We consider three of the most important criteria for choosing a cost driver:
1. Economic plausibility.
2. Goodness of fit. Compare the vertical differences between actual and predicted costs;
choose the one with the smaller ones. Coefficient of determination, R2, which measures
the percentage of variation in Y explained by X. Requirement: Economic plausibility.
3. Slope of regression line. Choose the steeper one, since it shows a strong relationship.
Cost drivers and activity-based costing
In activity-based costing systems, discussed in chapter 11, operations manager and cost
analysts identify key activities and the cost drives and costs of each activity at the output unit
level, batch level or product sustaining level. The basic approach to evaluate the cost drivers
stays the same. ABC systems emphasize long-run relationships.

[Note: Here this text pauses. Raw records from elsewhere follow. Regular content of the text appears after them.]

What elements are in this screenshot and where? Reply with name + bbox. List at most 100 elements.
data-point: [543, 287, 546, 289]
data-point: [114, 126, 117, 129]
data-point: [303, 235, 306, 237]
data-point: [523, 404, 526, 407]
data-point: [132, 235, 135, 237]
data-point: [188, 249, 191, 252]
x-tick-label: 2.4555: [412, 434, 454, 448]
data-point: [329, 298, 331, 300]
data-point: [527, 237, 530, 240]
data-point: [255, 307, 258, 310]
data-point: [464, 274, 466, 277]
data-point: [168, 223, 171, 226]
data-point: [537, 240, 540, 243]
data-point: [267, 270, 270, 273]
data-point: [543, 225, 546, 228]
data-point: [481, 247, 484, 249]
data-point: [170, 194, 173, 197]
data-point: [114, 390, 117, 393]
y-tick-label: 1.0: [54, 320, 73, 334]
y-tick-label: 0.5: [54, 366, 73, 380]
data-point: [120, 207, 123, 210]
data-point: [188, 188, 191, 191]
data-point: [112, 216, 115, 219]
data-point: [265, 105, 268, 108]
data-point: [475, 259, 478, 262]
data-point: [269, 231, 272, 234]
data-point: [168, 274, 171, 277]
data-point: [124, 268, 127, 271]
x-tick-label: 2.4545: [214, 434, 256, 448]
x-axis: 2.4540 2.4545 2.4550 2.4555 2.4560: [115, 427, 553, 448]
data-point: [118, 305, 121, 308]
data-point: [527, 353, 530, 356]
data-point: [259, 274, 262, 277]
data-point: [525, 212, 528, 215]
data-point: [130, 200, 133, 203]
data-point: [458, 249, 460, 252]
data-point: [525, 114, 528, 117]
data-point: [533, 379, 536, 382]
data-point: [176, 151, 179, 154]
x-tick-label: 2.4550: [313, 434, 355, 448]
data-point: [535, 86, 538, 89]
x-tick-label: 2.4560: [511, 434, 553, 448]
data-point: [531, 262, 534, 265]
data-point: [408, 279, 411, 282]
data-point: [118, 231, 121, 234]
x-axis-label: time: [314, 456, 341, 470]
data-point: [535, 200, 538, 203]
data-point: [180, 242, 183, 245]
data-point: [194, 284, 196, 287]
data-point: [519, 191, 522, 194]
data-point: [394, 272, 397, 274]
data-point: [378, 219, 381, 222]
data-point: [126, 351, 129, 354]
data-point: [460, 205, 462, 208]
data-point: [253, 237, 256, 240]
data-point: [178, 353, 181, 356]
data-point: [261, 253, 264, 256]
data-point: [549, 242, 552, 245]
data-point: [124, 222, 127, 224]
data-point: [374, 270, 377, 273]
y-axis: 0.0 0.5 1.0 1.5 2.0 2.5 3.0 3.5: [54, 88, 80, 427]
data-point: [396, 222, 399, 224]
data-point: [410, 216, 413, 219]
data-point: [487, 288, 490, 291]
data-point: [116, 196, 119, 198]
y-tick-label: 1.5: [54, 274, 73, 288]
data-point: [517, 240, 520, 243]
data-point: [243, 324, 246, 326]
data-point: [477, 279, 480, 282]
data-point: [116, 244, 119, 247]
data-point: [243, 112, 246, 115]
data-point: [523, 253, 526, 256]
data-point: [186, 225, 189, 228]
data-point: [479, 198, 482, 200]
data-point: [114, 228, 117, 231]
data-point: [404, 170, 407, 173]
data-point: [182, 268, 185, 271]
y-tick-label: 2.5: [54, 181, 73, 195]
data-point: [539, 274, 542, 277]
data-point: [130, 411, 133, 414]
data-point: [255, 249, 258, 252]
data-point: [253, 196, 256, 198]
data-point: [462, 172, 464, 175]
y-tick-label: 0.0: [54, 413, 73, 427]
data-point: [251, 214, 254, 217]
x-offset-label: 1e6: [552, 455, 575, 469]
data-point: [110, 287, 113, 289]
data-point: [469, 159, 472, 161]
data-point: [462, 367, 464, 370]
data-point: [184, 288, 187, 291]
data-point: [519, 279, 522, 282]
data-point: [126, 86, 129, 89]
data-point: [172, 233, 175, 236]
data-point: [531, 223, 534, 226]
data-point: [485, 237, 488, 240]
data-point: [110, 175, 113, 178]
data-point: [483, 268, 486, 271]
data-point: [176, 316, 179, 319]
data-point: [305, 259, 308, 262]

Non-linearity and cost functions
A non-linear cost function is a cost function where, within the relevant range, the graph of total
costs versus the level of a single activity is not a straight line (due to for example economies
of scale, or quantity discounts).
Economies of scale
Quantity discounts
A step cost function is a cost function in which the cost is constant over various ranges of the
cost driver, but the cost increases by discrete amounts (=in steps) as the cost driver moves from
one range to the next. There are step variable-cost functions and step fixed-cost functions. The
main difference between variable and fixed is that the cost in a step fixed-cost function is
constant over large ranges of the cost driver in each relevant range.